Britain may be invited to send Special Forces to Ghana after it was forced to withdraw all of its 300 peacekeepers from Mali in the face of bands of Russian mercenaries and jihadist groups, The Telegraph understands.
British ministers will this week fly to Ghana to hammer out a new security agreement.
It is unclear if the move is a face-saving operation in the wake of the mission in Mali being shut down or something more significant as British forces already train troops in Ghana.

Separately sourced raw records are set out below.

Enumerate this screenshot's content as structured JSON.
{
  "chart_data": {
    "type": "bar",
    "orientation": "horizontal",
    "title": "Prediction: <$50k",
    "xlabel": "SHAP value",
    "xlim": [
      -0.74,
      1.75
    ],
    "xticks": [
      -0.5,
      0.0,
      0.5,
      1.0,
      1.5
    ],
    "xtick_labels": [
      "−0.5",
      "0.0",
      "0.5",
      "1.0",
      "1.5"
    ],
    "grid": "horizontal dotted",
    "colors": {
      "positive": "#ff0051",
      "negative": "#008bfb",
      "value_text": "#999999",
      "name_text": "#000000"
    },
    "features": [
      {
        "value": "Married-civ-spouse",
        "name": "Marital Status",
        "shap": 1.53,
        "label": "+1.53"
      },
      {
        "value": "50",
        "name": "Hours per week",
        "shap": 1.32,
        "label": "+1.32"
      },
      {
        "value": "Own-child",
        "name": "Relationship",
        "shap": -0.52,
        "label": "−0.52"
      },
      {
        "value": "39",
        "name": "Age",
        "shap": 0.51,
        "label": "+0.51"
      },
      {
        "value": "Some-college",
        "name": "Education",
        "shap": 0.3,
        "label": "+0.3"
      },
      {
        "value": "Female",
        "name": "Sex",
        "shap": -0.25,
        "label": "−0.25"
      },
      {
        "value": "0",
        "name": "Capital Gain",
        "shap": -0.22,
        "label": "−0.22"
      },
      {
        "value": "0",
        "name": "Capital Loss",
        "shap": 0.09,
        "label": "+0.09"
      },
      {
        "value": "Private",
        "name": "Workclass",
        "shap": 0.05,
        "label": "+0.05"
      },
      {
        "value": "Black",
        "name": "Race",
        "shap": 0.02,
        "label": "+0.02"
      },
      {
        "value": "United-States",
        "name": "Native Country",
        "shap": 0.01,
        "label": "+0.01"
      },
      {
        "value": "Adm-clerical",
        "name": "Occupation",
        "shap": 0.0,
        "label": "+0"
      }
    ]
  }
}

Three years ago, Britain announced a major ‘pivot’ to the jihadist-stricken Sahel region on Europe’s southern flank to great fanfare at home. New embassies were opened. Hundreds of millions of pounds were promised in humanitarian and military aid. And 300 crack troops were sent deep into Mali to scout for gunmen allied to Islamic State and Al Qaeda.
This was post-Brexit Global Britain in action, ministers said. But now that policy, like the land on which it played out, has turned to dust. Thousands of French troops were chased out of the same region by the Malian military junta they were supposed to protect in August. And now the Brits are following suit.
Last week the UK announced it was withdrawing all of its troops from Mali, which until only a few months ago, Whitehall officials were describing as “the new frontline of the war on terror”.
Former Africa Minister Rory Stewart, who championed the so-called “pivot to the Sahel” under Prime Minister Theresa May, was scathing about the real purpose of this week’s Ghana trip, suggesting it was no more than a face-saving operation.
“We struggled to maintain 300 troops in Mali, partly because it cost perhaps as much as a hundred million pounds from tightly stretched budgets,” he told The Telegraph. “I fear that the ‘pivot to Ghana and Burkina Faso’ is largely a way of excusing our retreat from the Sahel and will ultimately add up to less than people pretend.”
“We have been worrying about Burkina Faso for some time. But without an embassy there or any significant investment, there is a real limit to what the UK can do,” said Mr. Stewart.